We left Deyrolle’s feeling very wicked, and as I still had some time before Madame expected me home, and as the weather was lovely and mild, we decided to walk along the river. I didn’t want to say goodbye yet, nor, I thought, did she. Crossing under the Pont Alexandre III, we stopped to watch a group of titis scampering over the iron girders like a pack of squirrels in the trees. Under the young boys’ feet, the Seine flowed, and the September light that shone through the iron struts and arches penetrated the water, and the water was green and inviting.
One boy, who
couldn’t have been older than five or six, leapt athletically from one girder to the next, using the strength in his legs to maintain his balance and stop himself from tumbling into the river. Barefoot, he scrambled to the top of a pillar, using the large rivets as grips, and, hidden in shadows in the upper arches of the bridge, piped to his friends, ‘Regardez-moi!’ His voice echoed and the other boys, swinging and hanging upside down from their knees, hollered their appreciation, encouraged him to go higher.
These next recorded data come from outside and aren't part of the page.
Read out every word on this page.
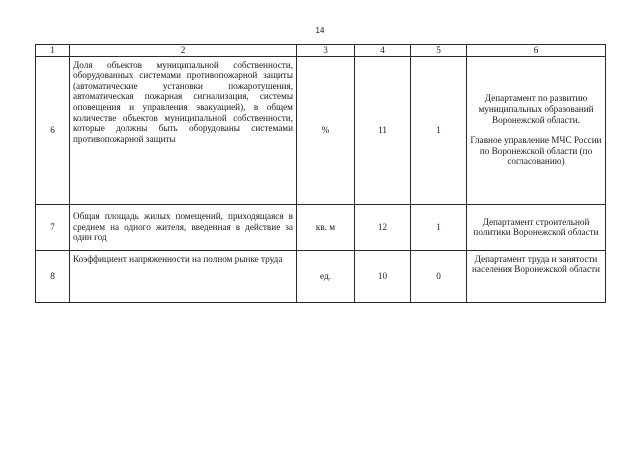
14
1	2	3	4	5	6
6	Доля объектов муниципальной собственности, оборудованных системами противопожарной защиты (автоматические установки пожаротушения, автоматическая пожарная сигнализация, системы оповещения и управления эвакуацией), в общем количестве объектов муниципальной собственности, которые должны быть оборудованы системами противопожарной защиты	%	11	1	Департамент по развитию муниципальных образований Воронежской области.
Главное управление МЧС России по Воронежской области (по согласованию)
7	Общая площадь жилых помещений, приходящаяся в среднем на одного жителя, введенная в действие за один год	кв. м	12	1	Департамент строительной политики Воронежской области
8	Коэффициент напряженности на полном рынке труда	ед.	10	0	Департамент труда и занятости населения Воронежской области
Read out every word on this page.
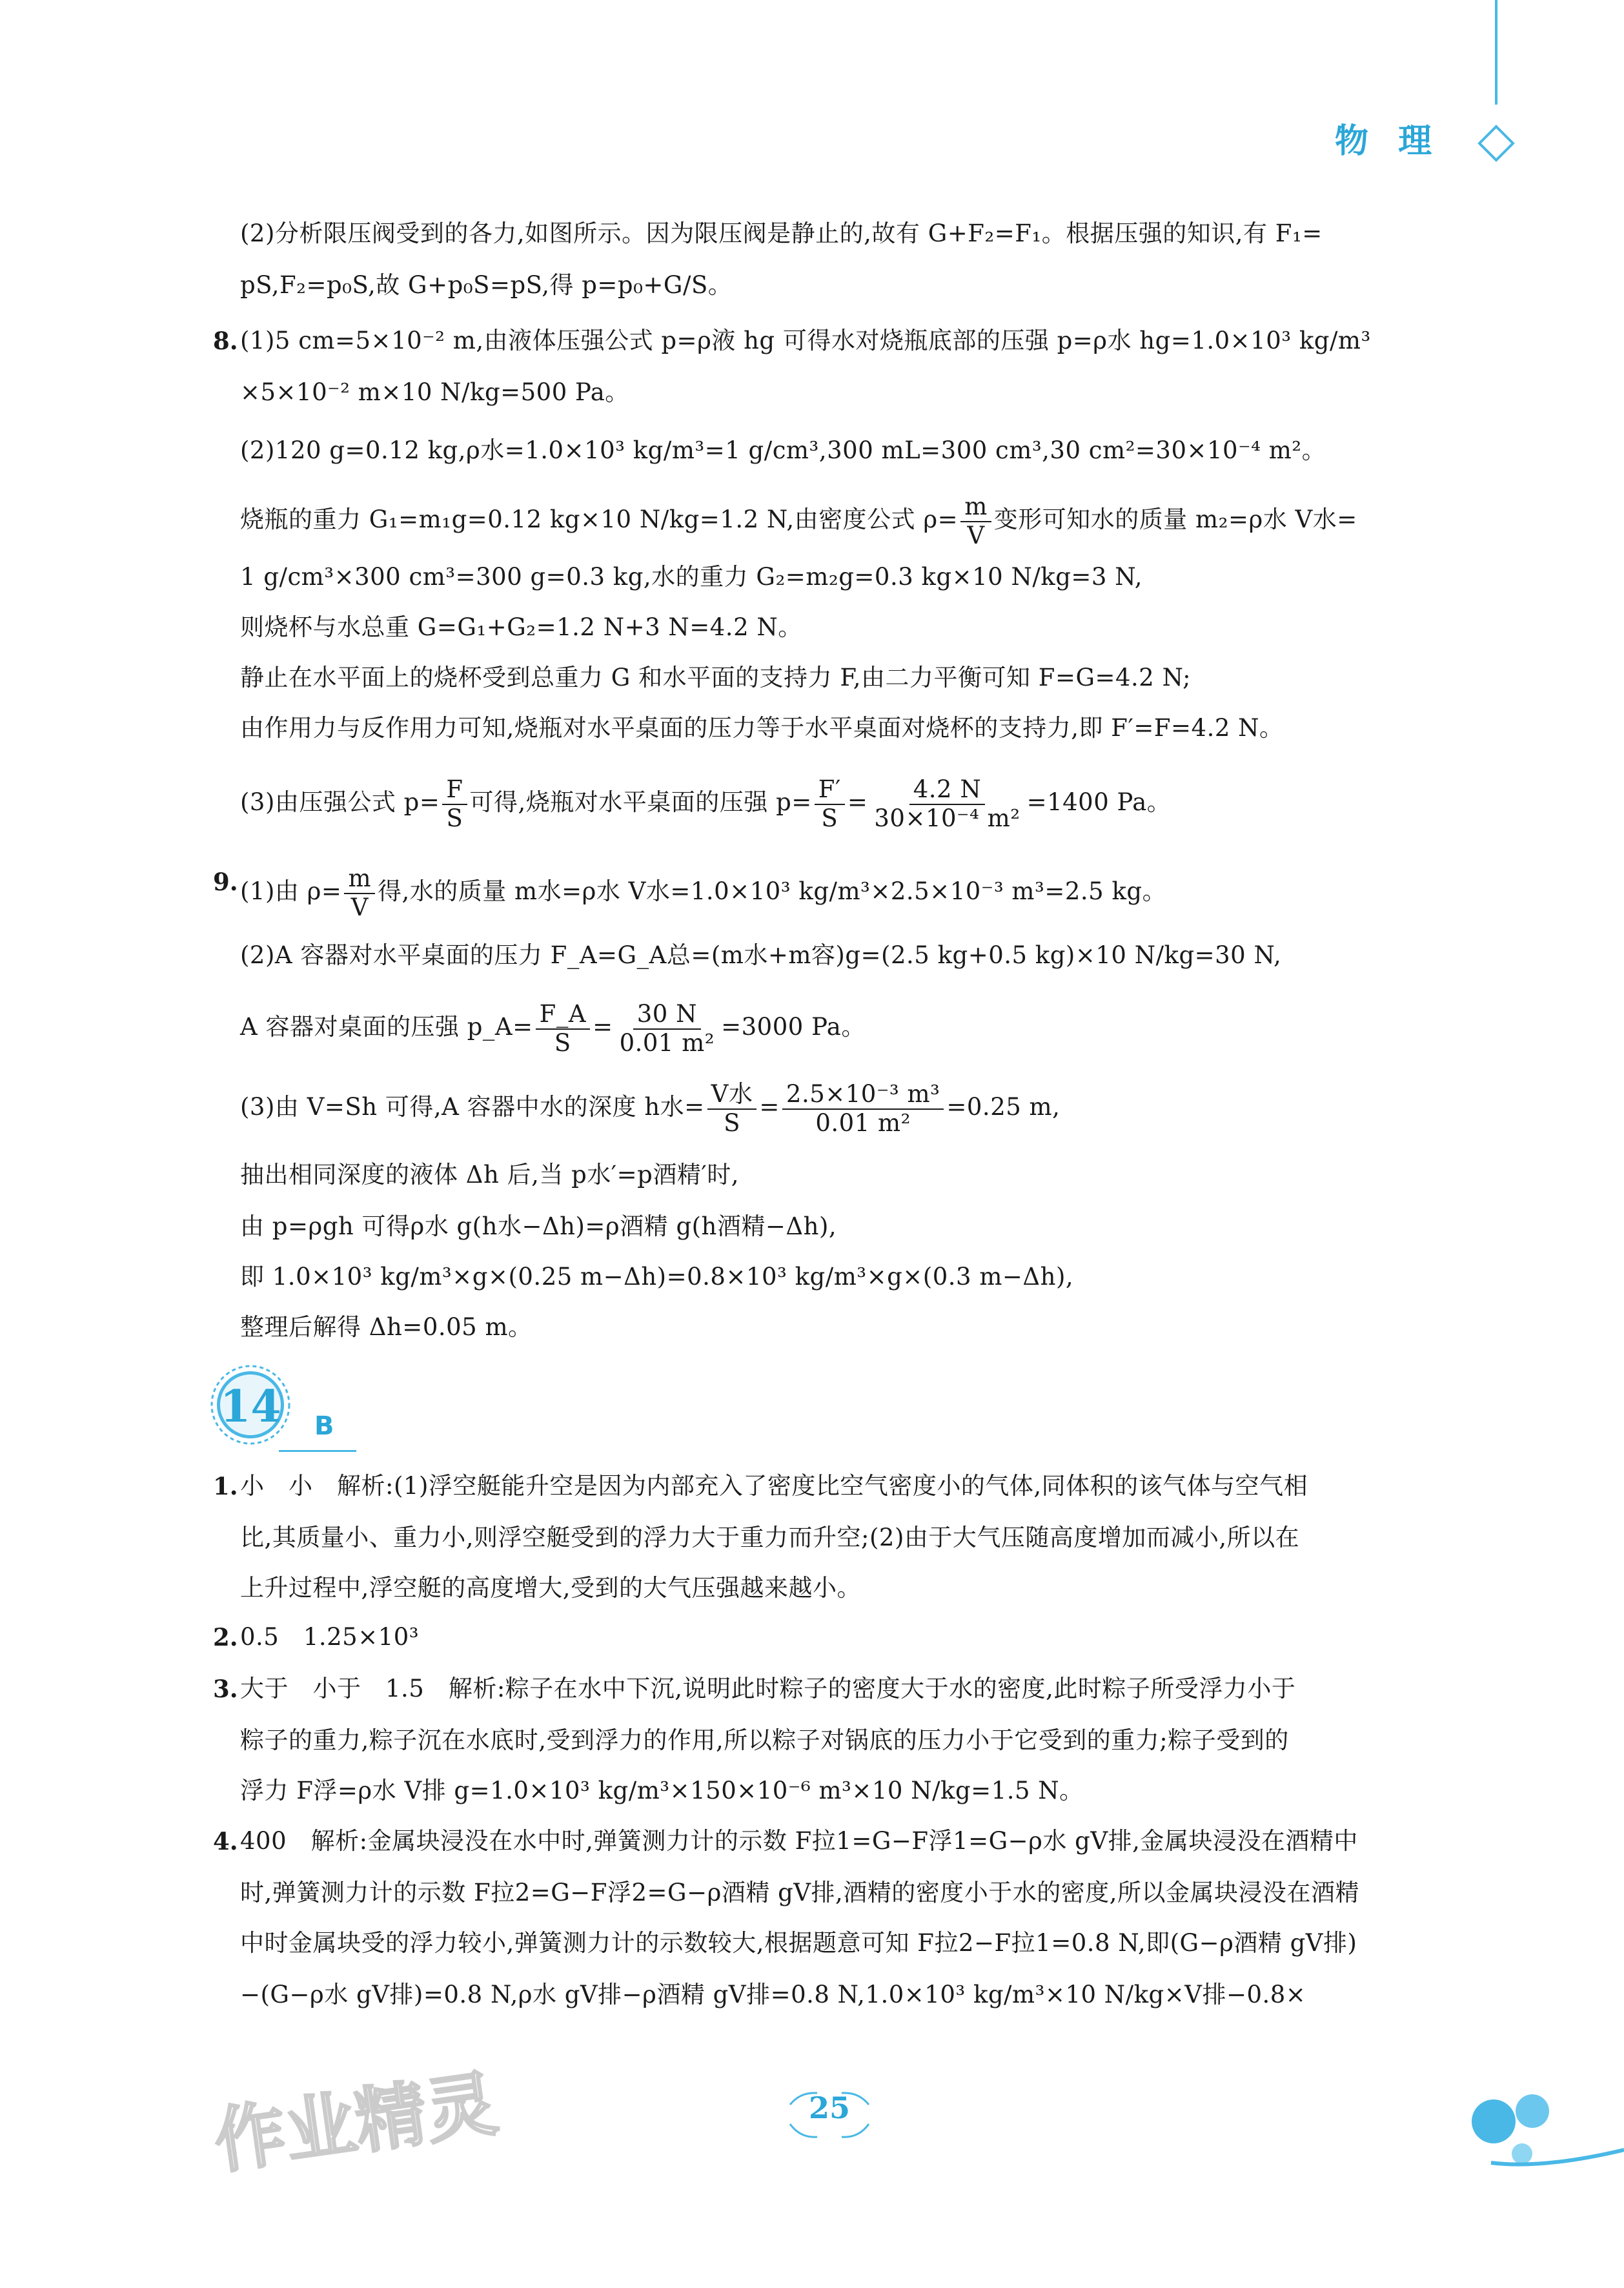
物 理
(2)分析限压阀受到的各力,如图所示。因为限压阀是静止的,故有 G+F₂=F₁。根据压强的知识,有 F₁=
pS,F₂=p₀S,故 G+p₀S=pS,得 p=p₀+G/S。
8. (1)5 cm=5×10⁻² m,由液体压强公式 p=ρ液 hg 可得水对烧瓶底部的压强 p=ρ水 hg=1.0×10³ kg/m³
×5×10⁻² m×10 N/kg=500 Pa。
(2)120 g=0.12 kg,ρ水=1.0×10³ kg/m³=1 g/cm³,300 mL=300 cm³,30 cm²=30×10⁻⁴ m²。
烧瓶的重力 G₁=m₁g=0.12 kg×10 N/kg=1.2 N,由密度公式 $\rho= \frac{m}{V}$ 变形可知水的质量 m₂=ρ水 V水=
1 g/cm³×300 cm³=300 g=0.3 kg,水的重力 G₂=m₂g=0.3 kg×10 N/kg=3 N,
则烧杯与水总重 G=G₁+G₂=1.2 N+3 N=4.2 N。
静止在水平面上的烧杯受到总重力 G 和水平面的支持力 F,由二力平衡可知 F=G=4.2 N;
由作用力与反作用力可知,烧瓶对水平桌面的压力等于水平桌面对烧杯的支持力,即 F′=F=4.2 N。
(3)由压强公式 $p= \frac{F}{S}$ 可得,烧瓶对水平桌面的压强 $p= \frac{F'}{S} = \frac{4.2 N}{\text{30×10⁻⁴ m²}} =1400$ Pa。
9. (1)由 $\rho= \frac{m}{V}$ 得,水的质量 m水=ρ水 V水=1.0×10³ kg/m³×2.5×10⁻³ m³=2.5 kg。
(2)A 容器对水平桌面的压力 F_A=G_A总=(m水+m容)g=(2.5 kg+0.5 kg)×10 N/kg=30 N,
A 容器对桌面的压强 p_A= $\frac{F\_A}{S} = \frac{30 N}{\text{0.01 m²}} =3000$ Pa。
(3)由 V=Sh 可得,A 容器中水的深度 h水= $\frac{\text{V水}}{S} = \frac{\text{2.5×10⁻³ m³}}{\text{0.01 m²}} =0.25$ m,
抽出相同深度的液体 Δh 后,当 p水′=p酒精′时,
由 p=ρgh 可得ρ水 g(h水−Δh)=ρ酒精 g(h酒精−Δh),
即 1.0×10³ kg/m³×g×(0.25 m−Δh)=0.8×10³ kg/m³×g×(0.3 m−Δh),
整理后解得 Δh=0.05 m。
14 B
1. 小　小　解析:(1)浮空艇能升空是因为内部充入了密度比空气密度小的气体,同体积的该气体与空气相
比,其质量小、重力小,则浮空艇受到的浮力大于重力而升空;(2)由于大气压随高度增加而减小,所以在
上升过程中,浮空艇的高度增大,受到的大气压强越来越小。
2. 0.5　1.25×10³
3. 大于　小于　1.5　解析:粽子在水中下沉,说明此时粽子的密度大于水的密度,此时粽子所受浮力小于
粽子的重力,粽子沉在水底时,受到浮力的作用,所以粽子对锅底的压力小于它受到的重力;粽子受到的
浮力 F浮=ρ水 V排 g=1.0×10³ kg/m³×150×10⁻⁶ m³×10 N/kg=1.5 N。
4. 400　解析:金属块浸没在水中时,弹簧测力计的示数 F拉1=G−F浮1=G−ρ水 gV排,金属块浸没在酒精中
时,弹簧测力计的示数 F拉2=G−F浮2=G−ρ酒精 gV排,酒精的密度小于水的密度,所以金属块浸没在酒精
中时金属块受的浮力较小,弹簧测力计的示数较大,根据题意可知 F拉2−F拉1=0.8 N,即(G−ρ酒精 gV排)
−(G−ρ水 gV排)=0.8 N,ρ水 gV排−ρ酒精 gV排=0.8 N,1.0×10³ kg/m³×10 N/kg×V排−0.8×
作业精灵	25
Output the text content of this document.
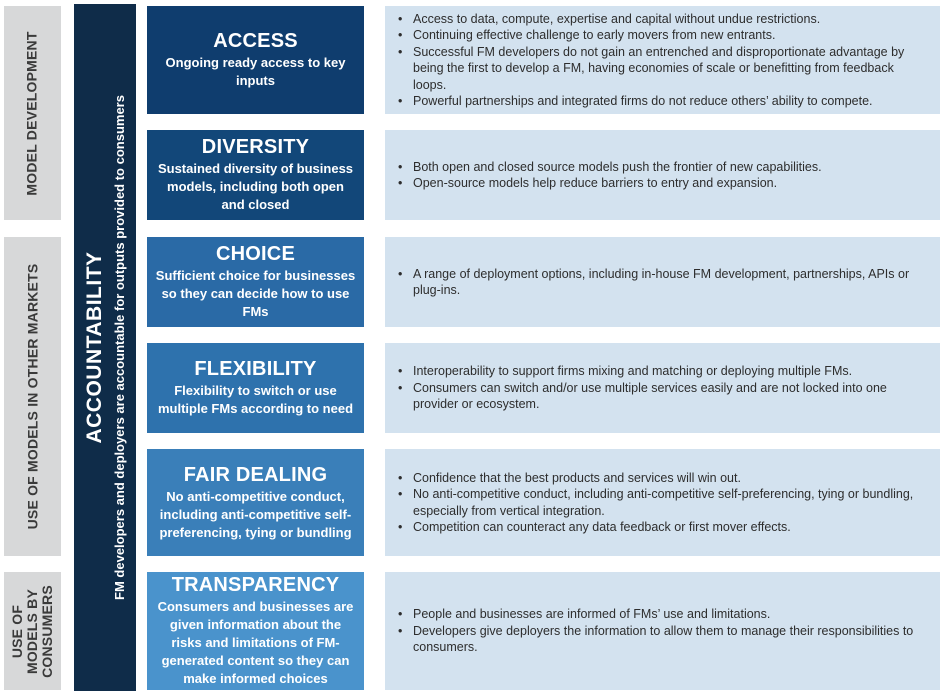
MODEL DEVELOPMENT
USE OF MODELS IN OTHER MARKETS
USE OF MODELS BY CONSUMERS
ACCOUNTABILITY FM developers and deployers are accountable for outputs provided to consumers
ACCESS
Ongoing ready access to key inputs
DIVERSITY
Sustained diversity of business models, including both open and closed
CHOICE
Sufficient choice for businesses so they can decide how to use FMs
FLEXIBILITY
Flexibility to switch or use multiple FMs according to need
FAIR DEALING
No anti-competitive conduct, including anti-competitive self-preferencing, tying or bundling
TRANSPARENCY
Consumers and businesses are given information about the risks and limitations of FM-generated content so they can make informed choices
• Access to data, compute, expertise and capital without undue restrictions.
• Continuing effective challenge to early movers from new entrants.
• Successful FM developers do not gain an entrenched and disproportionate advantage by being the first to develop a FM, having economies of scale or benefitting from feedback loops.
• Powerful partnerships and integrated firms do not reduce others’ ability to compete.
• Both open and closed source models push the frontier of new capabilities.
• Open-source models help reduce barriers to entry and expansion.
• A range of deployment options, including in-house FM development, partnerships, APIs or plug-ins.
• Interoperability to support firms mixing and matching or deploying multiple FMs.
• Consumers can switch and/or use multiple services easily and are not locked into one provider or ecosystem.
• Confidence that the best products and services will win out.
• No anti-competitive conduct, including anti-competitive self-preferencing, tying or bundling, especially from vertical integration.
• Competition can counteract any data feedback or first mover effects.
• People and businesses are informed of FMs’ use and limitations.
• Developers give deployers the information to allow them to manage their responsibilities to consumers.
A deeper voice, likely an older brother, told him he was an ass.
I imagined dropping my skirts and my hat and shawl, right there on the path. Unlacing my tight boots and tossing them into the water and climbing into the guts of that great bridge, just like those boys, and hanging upside down until my temples throbbed.
‘Street rats,’ Axelle said, and pulled me by my hand.
‘It looks fun,’ I said, allowing her to drag me, watching the boys from over my shoulder. Though I hadn’t so much as undone a single button, I was out of breath.
‘You’re a strange one,’ Axelle said. We were out in the sun again, standing under the chestnut trees that formed a neat line all the way to the centre of the city. Axelle pressed her thumb into the palm of my hand while a woman passed close by, pushing a grizzling infant in a pram. My heart thumped regardezmoiregardezmoi.
‘Nothing about you seems to fit,’ Axelle said and held my arms out, examining me like a seamstress would. ‘You are a collection of surprises.’
‘I’m not sure if that’s a good or bad thing.’
‘Nor am I,’ she said, and smiled.
17
Nora
Ottawa River, 1987
Nora dreamt she was falling and woke from this dream a little after dawn with the half-formed notion that the sensation of falling in sleep was actually the memory of being born. Or of dying. That total loss of control, that endless inhalation without the response of the exhale. She turned to face the window and through the gap in the curtains could see the first snow coming down, a universe of minuscule cogs, free-falling.